Si nota, nell’arrivare in fondo al volume, che l’ordine degli elementi avrebbe anche potuto essere invertito: si sarebbe potuto collocare prima il testo di Sofocle, proposto integralmente nella bella traduzione dello stesso Guidorizzi, e solo dopo la sua trattazione, che dà per scontata una conoscenza preliminare, almeno sommaria, dell’Edipo re e della sua storia. Questo avrebbe forse agevolato l’eventuale lettore ingenuo che si avvicini all’opera mosso dalla curiosità e non dal desiderio di approfondire conoscenze già acquisite. Al contempo, tuttavia, la scrittura, piana e gradevole, si presta a soddisfare l’aspettativa di un pubblico più o meno esperto, ripercorrendo da un lato i diversi nuclei fondanti della vicenda, ma offrendo anche interessanti scorci sulla ricezione del mito in epoche successive (perché “un mito è fatto per essere raccontato, e ogni volta che lo si racconta cambia un po’”, p. 54), approfondimenti di carattere antropologico e possibili agganci con il presente. Edipo infatti è uomo antico, ma anche pienamente novecentesco, grazie all’interpretazione che ne ha dato il padre della psicanalisi, su cui Guidorizzi indugia con piacere:
Il “nuovo” Edipo, che Freud inaugura e che accompagna tutto il Novecento, delinea un tipo di uomo inquietante perché dentro di lui si manifesta un intreccio di forze davanti alle quali la volontà è disarmata; forze in conflitto tra loro, che rendono vana la volontà di essere come si è deciso di essere e anche come si è convinti di essere. (p. 52-53)

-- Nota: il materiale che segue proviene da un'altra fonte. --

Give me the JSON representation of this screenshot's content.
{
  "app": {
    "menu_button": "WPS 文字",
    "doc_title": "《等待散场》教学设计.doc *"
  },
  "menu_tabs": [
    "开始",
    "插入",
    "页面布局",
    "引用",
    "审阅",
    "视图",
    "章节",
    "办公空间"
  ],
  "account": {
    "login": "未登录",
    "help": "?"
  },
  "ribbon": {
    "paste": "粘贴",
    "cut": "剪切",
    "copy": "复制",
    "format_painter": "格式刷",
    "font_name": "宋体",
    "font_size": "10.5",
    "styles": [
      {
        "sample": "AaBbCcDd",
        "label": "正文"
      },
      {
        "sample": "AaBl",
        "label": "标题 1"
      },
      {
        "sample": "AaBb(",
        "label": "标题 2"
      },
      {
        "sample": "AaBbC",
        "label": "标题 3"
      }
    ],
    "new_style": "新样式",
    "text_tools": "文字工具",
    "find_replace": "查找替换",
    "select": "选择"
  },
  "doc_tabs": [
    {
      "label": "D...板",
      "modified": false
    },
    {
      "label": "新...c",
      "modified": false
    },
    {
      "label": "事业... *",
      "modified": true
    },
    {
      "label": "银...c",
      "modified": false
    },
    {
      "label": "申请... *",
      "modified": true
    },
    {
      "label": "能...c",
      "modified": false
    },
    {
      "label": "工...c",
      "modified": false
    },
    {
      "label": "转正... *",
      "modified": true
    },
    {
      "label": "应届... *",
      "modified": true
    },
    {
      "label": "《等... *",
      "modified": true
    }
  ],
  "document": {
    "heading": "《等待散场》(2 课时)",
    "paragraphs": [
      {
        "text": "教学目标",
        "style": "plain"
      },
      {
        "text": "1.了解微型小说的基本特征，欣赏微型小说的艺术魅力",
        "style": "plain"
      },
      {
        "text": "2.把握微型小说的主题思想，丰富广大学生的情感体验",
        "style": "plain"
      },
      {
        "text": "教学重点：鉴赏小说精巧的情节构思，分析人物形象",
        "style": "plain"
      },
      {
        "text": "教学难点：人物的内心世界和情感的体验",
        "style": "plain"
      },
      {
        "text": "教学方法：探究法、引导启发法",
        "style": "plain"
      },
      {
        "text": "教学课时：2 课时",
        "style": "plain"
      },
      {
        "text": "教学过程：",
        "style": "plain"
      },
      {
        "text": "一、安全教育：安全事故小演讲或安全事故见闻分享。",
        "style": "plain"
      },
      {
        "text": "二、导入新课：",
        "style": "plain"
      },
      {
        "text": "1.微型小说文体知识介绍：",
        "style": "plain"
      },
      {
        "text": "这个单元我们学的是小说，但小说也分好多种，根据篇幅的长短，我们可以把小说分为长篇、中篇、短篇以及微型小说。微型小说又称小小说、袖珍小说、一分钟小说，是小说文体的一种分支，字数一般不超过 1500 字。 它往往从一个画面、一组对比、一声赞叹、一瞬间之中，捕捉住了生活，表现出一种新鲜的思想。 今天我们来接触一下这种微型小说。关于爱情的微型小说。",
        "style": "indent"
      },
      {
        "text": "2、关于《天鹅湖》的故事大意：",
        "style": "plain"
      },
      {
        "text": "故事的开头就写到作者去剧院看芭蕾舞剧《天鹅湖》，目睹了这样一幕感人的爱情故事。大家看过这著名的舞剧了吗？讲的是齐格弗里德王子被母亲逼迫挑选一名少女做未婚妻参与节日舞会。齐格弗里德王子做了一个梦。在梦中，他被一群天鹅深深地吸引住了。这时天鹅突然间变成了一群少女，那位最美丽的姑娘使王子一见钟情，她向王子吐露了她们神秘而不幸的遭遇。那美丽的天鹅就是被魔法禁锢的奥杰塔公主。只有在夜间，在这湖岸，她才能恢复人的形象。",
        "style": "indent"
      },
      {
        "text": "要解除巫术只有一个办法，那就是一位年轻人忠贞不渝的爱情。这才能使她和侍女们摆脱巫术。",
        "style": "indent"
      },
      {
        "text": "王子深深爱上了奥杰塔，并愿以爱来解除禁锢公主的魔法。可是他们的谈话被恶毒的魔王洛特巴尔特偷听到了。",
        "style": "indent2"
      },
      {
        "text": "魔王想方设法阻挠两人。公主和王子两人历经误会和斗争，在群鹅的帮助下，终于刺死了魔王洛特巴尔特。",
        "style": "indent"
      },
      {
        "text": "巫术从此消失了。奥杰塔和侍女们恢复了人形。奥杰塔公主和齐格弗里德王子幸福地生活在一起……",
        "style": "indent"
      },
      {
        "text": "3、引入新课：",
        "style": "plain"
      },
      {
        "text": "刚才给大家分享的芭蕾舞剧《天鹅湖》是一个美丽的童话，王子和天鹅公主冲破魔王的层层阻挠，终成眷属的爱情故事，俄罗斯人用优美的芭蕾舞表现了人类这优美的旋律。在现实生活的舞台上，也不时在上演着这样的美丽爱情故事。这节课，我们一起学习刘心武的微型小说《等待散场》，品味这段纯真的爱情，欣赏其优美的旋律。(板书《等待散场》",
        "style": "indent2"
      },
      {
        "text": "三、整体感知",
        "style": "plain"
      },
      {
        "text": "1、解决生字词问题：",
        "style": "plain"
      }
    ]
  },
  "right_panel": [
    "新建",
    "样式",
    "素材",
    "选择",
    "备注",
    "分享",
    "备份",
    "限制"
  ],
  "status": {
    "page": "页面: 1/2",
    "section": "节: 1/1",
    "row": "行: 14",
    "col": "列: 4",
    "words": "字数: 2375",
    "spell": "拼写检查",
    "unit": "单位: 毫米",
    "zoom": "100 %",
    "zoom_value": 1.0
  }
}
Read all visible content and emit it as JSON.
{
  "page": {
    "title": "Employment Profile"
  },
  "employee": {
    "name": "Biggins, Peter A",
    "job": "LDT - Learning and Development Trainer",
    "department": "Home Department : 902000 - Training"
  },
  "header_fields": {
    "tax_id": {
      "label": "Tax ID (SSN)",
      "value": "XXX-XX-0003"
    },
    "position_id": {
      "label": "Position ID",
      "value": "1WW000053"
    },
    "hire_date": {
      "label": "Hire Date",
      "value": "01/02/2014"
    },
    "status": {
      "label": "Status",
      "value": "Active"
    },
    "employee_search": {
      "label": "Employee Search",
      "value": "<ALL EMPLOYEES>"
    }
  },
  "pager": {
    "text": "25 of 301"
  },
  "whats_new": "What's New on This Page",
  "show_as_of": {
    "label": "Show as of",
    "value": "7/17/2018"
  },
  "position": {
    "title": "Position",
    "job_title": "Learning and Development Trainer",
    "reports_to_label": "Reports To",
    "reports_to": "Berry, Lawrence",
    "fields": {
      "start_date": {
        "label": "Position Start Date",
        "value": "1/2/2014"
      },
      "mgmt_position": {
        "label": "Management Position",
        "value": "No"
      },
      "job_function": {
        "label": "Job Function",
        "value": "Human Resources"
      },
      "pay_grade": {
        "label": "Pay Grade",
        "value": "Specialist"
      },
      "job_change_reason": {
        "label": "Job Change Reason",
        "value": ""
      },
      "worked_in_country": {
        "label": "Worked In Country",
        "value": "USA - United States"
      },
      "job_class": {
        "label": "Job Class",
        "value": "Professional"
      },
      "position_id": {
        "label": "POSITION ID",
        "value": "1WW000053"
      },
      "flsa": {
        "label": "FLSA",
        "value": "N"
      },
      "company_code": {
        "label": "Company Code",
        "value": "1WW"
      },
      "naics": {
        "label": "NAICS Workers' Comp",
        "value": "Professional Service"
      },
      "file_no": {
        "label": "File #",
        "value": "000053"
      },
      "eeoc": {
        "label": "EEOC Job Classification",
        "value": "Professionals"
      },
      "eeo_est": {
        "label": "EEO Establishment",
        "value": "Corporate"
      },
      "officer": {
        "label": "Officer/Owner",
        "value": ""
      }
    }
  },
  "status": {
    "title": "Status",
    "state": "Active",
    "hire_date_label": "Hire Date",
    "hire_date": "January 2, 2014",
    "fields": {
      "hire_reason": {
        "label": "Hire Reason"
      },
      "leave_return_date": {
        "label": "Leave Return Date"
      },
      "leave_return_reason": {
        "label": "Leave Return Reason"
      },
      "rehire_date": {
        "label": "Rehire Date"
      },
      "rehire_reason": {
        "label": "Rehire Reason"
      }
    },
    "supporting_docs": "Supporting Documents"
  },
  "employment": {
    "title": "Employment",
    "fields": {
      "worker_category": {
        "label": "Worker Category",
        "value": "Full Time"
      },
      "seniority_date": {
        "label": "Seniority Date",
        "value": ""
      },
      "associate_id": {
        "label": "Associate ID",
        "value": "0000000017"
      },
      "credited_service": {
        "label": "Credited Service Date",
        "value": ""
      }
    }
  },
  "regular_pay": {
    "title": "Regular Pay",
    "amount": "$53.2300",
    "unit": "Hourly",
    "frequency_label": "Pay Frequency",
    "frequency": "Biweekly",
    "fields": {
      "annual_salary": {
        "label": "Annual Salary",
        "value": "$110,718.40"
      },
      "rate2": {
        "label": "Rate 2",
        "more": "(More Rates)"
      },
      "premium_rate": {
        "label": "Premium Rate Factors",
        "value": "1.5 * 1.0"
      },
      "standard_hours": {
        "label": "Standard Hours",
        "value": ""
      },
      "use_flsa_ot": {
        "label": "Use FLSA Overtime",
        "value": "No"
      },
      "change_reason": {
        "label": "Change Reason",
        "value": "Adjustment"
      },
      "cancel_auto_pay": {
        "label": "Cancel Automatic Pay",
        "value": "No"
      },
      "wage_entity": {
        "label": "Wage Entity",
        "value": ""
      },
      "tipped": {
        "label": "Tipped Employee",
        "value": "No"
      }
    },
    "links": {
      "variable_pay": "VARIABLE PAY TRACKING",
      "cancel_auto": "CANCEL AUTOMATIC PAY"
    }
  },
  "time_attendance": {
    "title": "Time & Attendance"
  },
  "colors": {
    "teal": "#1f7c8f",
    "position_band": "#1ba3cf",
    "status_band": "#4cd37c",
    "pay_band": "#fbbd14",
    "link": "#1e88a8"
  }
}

Con Edipo si indagano tematiche attualissime, come la possibilità di autodeterminarsi, l’esistenza del caso, il rapporto tra colpa e volontà. Per esplorarne le diverse sfaccettature, la trattazione si muove a livello sincronico tra le diverse riscritture del mito diffuse nella Grecia antica, ma anche lungo lo sviluppo della storia immaginato dallo stesso Sofocle (nell’Edipo a Colono il protagonista ormai anziano si autoassolverà per non aver mai desiderato fare il male che gli è capitato). E, mentre si seguono i ragionamenti proposti dallo studioso nella lunga premessa teorica, o si ripercorre il testo vero e proprio con un’attenzione inedita, non si può far a meno di ritrovare in Edipo una voce che sembra parlarci ancora direttamente.